Back at home after the workshop, my daughter asleep down the hall, I belatedly did my homework. I read about Katherine’s most recent book, “Dreaming in Hindi: Coming Awake in Another Language” and the earlier “The Red Devil: To Hell With Cancer — and Back.” I discovered she was author of a story my wife had read aloud a few years earlier, about a spontaneous bout of necking on an elevator with a NY fireman she’d just met, and just before she set off to learn Hindi in India. You don’t forget stories like that.
And I discovered she had survived more than 20 years with breast cancer, 17 of them Stage IV, and that one of the myriad treatments that kept her going was a bone marrow transplant. She’d not hinted that my story held any special resonance for her.
Back at the conference the next day, I queued up to buy a copy of “Dreaming in Hindi,” and ask Katherine to sign it. I knew a bit more about her, had some sense of the story behind her weakened condition. You’re not supposed to live as long as she had with Stage IV breast cancer. I was struck, as she smiled and signed her book, at her transcendent radiance.
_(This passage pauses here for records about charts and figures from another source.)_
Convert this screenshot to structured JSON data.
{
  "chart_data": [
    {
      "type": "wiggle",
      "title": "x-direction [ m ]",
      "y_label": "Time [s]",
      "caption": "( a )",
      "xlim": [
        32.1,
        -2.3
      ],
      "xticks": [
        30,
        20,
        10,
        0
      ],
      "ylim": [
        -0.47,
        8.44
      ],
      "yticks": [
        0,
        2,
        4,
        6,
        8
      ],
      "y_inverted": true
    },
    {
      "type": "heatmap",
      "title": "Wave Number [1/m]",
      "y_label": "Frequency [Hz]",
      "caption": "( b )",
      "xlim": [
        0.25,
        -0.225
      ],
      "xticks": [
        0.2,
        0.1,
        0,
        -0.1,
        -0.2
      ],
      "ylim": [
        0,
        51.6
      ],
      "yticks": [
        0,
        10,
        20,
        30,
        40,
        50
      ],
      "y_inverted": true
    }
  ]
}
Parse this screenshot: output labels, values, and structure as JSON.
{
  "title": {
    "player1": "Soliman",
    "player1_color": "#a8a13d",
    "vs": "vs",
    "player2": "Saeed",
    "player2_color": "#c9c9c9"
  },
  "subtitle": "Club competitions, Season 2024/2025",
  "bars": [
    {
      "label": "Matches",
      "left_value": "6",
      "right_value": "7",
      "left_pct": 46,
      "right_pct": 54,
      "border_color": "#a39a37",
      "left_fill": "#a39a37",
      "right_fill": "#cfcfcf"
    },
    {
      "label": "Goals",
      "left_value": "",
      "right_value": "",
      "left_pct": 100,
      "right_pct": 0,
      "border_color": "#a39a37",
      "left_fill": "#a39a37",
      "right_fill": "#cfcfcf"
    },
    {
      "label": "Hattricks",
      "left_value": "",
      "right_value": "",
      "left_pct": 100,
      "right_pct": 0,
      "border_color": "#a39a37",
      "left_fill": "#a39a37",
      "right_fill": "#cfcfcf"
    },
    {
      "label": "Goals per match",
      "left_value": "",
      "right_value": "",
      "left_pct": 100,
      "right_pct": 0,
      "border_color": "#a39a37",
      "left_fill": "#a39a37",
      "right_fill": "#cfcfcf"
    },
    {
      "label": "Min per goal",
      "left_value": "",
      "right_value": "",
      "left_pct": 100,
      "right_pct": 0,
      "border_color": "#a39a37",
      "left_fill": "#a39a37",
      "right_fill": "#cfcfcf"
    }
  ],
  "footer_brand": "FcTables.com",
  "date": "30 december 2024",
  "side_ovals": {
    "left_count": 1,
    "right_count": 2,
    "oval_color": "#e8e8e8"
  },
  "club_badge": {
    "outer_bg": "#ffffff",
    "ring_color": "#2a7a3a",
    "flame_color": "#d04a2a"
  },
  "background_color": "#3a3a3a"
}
“There’s no such thing as false hope: all hope is valid, even for people like us, even when hope would no longer appear to be sensible,” Katherine wrote, to fellow survivors, in the New York Times.
We all know we’re going to die. Some know this in a more real way than others. Some know it in a way that grants them a wisdom that makes others crowd close to hear what they have to say. Katherine knew it well. Her writing is alive, human and inspired. What a friend she must have been.
I brought home my signed copy of “Dreaming in Hindi,” but didn’t have it long, because my wife asked for a “quick look” that hasn’t quite ended yet.
The talk of the 2011 Harvard conference was Siddhartha Mukherjee, the oncologist and author of an extraordinary “biography” of cancer. “The Emperor of All Maladies” makes no mention of Katherine Russell Rich, but explains, as well as can be explained, how it came to be that she lived as long as she did; and explains, as well as can be explained, why bone marrow transplant sometimes cures what once was incurable.
“Life itself isn’t sensible, I say,” Katherine once wrote. “No one can say with ultimate authority what will happen — with cancer, with a job that appears shaky, with all reversed fortunes — so you may as well seize all glimmers that appear.”